Homogenization and flexibility may seem like opposing terms, but it is precisely standardization that allows for the optimization of space usage and circulation. To homogenize means introducing rigidity, in the sense that it requires defining specific and strict rules, not to go so far as to become exclusive or singular, but rather to modulate to adapt to infinite situations, to fit into multiple contexts.
These are the concepts present in key case studies that are fundamental to Mercedes Pimiento’s research, who has been constructing a complex body of artistic work for years around the relationships between bodies, materials, and architecture.
Some of the case studies that act as triggers for this investigation and practice include Non Stop City, the speculative utopian architectural project developed in the 1970s by the Florentine group Archizoom. The project proposed the dissolution of the city and of architecture itself, replaced instead by a continuous, homogeneous, and potentially infinite interior space where functional suitability was no longer prioritized, but rather maximum flexibility.
Another example is the Free Trade Zones, understood as points of contact between material flows that sustain a specific urban environment —typically peripheral— whose internal urbanism is global, indistinguishable from other logistical and infrastructural enclaves across the planet.
Armazón y envoltura is yet another turn of the screw in an ongoing investigation preceded by earlier projects by Mercedes, such as Superficie neutra (2022–2023), Less than a container load (2023), or Sin título. Una búsqueda que es un tanteo (2024–2025).
It is unusual to literally provide a “framework and enclosure” for a curatorial text with an artist’s previous projects or research, but I do not doubt that in this case, the fairest approach is to acknowledge a long path of theory and practice that resists fragmentation and is essential to understanding the complexity and extraordinary synthesis embodied in the current work.
To omit that would be to hide the structure that sustains this project — one whose very pieces aim to do precisely the opposite: to make visible the behavior of materials and to reveal the infrastructure that supports and enables them.
The pieces that make up the exhibition are arranged according to the linear tendency of the gallery space itself, which could stretch into infinity. Their specific placement seems to follow a pattern based on groupings and repetitions that could form part of a grid, establishing a continuous rhythm.

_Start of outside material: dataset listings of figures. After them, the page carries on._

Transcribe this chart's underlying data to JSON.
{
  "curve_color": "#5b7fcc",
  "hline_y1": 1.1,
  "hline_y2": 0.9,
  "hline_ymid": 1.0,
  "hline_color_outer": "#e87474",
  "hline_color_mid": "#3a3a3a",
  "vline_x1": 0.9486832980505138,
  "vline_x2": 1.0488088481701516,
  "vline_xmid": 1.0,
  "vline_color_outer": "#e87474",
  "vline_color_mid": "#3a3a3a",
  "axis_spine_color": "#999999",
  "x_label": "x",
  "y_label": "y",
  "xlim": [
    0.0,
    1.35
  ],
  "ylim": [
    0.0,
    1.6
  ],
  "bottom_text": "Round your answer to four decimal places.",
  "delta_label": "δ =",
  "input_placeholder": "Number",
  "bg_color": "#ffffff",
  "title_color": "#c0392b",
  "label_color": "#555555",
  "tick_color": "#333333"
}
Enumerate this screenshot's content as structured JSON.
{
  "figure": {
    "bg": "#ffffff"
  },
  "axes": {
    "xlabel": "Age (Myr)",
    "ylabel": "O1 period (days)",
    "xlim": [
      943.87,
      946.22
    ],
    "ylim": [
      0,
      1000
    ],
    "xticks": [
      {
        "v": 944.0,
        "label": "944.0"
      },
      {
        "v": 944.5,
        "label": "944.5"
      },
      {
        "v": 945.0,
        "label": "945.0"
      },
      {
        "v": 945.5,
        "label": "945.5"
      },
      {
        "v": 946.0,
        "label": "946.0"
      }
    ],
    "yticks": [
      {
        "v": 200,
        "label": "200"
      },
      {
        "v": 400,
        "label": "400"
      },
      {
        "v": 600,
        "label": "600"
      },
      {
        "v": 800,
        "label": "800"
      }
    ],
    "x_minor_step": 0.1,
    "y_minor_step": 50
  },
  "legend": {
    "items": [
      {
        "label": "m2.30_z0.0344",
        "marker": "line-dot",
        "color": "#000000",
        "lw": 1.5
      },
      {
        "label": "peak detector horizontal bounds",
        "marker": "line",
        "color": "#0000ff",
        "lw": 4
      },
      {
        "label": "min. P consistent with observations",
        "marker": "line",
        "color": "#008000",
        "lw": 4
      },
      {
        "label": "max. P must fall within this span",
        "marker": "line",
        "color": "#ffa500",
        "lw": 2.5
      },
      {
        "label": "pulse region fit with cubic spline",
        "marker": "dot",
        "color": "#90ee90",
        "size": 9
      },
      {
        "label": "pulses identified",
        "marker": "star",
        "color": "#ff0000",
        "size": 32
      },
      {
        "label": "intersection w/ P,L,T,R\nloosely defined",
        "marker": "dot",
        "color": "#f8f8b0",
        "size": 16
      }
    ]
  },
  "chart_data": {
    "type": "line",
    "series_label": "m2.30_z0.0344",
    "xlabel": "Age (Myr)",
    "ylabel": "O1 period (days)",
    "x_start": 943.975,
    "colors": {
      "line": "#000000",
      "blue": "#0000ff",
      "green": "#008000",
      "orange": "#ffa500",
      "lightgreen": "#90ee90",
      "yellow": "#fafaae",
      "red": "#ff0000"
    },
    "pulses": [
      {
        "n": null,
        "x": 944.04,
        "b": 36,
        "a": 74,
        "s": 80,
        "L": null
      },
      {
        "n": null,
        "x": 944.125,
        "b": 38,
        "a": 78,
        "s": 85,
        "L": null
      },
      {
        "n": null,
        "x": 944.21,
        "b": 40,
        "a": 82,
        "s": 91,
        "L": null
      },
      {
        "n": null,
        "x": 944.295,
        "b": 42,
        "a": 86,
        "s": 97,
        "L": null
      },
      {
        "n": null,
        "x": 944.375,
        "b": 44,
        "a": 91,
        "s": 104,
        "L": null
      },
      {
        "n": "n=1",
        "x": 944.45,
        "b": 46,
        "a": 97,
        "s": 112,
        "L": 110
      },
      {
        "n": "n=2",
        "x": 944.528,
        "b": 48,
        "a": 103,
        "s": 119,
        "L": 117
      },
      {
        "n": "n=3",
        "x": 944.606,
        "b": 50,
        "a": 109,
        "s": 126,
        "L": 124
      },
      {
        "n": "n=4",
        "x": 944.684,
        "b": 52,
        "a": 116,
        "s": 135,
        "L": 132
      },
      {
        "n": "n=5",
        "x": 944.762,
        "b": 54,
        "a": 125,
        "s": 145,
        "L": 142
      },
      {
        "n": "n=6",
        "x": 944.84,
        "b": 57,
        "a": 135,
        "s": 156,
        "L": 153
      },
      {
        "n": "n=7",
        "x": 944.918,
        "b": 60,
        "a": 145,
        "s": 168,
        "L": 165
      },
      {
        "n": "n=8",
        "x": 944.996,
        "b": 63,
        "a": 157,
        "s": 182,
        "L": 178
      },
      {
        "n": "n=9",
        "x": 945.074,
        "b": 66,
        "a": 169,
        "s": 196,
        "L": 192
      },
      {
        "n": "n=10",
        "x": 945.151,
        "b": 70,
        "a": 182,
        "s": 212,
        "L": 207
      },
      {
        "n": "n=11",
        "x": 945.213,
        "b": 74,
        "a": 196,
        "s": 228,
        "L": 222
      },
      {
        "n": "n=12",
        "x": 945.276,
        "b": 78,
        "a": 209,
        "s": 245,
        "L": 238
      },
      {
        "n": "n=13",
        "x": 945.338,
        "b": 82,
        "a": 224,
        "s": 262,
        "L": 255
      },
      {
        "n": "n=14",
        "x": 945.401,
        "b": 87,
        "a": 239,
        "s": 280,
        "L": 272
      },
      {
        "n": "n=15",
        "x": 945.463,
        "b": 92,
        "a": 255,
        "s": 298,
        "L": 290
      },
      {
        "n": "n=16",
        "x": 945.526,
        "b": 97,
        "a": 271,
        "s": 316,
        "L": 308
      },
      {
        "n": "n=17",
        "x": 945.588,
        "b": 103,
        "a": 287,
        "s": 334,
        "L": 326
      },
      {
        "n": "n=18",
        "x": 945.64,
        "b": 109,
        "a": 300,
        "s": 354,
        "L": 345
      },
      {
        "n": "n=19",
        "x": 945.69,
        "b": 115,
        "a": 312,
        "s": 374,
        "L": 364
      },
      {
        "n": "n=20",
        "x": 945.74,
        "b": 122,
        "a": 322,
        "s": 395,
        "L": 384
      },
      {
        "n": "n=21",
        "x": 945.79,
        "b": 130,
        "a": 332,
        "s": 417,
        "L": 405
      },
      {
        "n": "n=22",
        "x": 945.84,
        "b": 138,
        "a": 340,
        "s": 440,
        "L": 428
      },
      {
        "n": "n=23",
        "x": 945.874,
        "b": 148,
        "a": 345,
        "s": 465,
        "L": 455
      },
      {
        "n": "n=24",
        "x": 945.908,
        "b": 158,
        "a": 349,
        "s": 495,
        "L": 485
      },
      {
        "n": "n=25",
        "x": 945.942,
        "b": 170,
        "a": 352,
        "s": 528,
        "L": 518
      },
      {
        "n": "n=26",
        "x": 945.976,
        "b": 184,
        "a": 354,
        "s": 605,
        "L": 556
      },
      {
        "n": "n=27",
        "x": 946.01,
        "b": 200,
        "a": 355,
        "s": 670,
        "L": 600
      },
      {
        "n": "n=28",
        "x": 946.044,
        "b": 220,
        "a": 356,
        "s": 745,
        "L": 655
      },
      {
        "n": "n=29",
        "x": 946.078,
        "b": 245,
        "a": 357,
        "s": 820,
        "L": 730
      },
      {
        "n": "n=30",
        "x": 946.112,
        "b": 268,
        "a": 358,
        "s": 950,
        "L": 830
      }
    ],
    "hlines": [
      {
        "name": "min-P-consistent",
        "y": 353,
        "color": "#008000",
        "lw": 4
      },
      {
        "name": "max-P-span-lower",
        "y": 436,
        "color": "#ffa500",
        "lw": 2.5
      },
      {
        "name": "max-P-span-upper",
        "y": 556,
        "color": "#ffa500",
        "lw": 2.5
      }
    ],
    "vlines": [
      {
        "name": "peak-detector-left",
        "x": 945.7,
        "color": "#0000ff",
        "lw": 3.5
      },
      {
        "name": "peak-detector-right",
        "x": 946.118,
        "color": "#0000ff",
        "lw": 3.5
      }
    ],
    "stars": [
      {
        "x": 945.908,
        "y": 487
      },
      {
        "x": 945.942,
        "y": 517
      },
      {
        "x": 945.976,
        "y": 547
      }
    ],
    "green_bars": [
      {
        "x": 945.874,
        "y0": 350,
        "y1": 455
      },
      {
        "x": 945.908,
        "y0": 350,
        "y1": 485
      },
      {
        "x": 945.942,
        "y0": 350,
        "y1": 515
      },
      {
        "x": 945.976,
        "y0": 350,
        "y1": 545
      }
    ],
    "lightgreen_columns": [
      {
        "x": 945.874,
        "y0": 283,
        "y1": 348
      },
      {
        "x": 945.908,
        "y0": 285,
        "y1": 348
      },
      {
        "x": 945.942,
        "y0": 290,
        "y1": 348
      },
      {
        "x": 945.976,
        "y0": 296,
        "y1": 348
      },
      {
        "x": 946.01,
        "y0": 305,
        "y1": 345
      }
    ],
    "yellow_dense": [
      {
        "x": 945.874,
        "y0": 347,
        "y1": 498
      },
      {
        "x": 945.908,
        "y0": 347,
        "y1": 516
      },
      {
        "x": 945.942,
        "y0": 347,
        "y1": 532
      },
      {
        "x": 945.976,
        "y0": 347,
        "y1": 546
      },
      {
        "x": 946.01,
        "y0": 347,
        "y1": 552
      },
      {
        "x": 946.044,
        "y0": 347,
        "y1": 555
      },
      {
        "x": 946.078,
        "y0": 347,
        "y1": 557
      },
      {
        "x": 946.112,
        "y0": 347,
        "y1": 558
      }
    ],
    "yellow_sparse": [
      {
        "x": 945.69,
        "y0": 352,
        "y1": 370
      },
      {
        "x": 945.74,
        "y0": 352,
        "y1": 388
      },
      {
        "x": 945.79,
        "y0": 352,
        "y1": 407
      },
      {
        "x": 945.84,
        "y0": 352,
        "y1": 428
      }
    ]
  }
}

The size of the pieces is comparable to the human body: we cannot hold them, but neither do they contain us; their scale lies somewhere between the domestic and the structural, turning our own bodies into just another module within the grid.
These groupings speak to us of container and content: they are pieces that can, in a sense, contain – which is why concave and convex surfaces are so present – yet they are composed of the very materials they contain. The groupings also reveal the artistic process undertaken by the artist in their making.
As if we were witnessing an animal that has just shed its skin, we see the behavior of the materials through their different phases, visible through the infrastructures that have supported them. The materials used in the process are still present — there is nothing hidden.
Thus, a fiberglass and resin cylinder — materials often considered unattractive by conventional aesthetic standards — visibly holds within it half a cylinder of beeswax; or a silicone mold rests on MDF, very near a plaster piece that also served as a mold for another half-sphere made of paraffin and vegetable wax.
One could go on almost endlessly in this play of inside and outside, of frameworks and enclosures that, in some way, flatten — or rather elevate — all materials to an equal footing, democratizing them, making them interchangeable.
Beyond the grid formed by the arrangement of the pieces, the behavior of the materials themselves generates, in some cases, their own textures and rhythms. The paraffin pieces produce patterns linked to the bell curve. Meanwhile, the beeswax pieces reveal contraction patterns that emerge when the material shifts from a liquid to a solid state, corresponding to what are known as Turing patterns —stripes and dots that arise naturally from a uniform and homogeneous state. Precisely —and to bring this meta-project, which also tends toward infinity, to a close— the same political intention the aforementioned utopian architectural projects sought to achieve.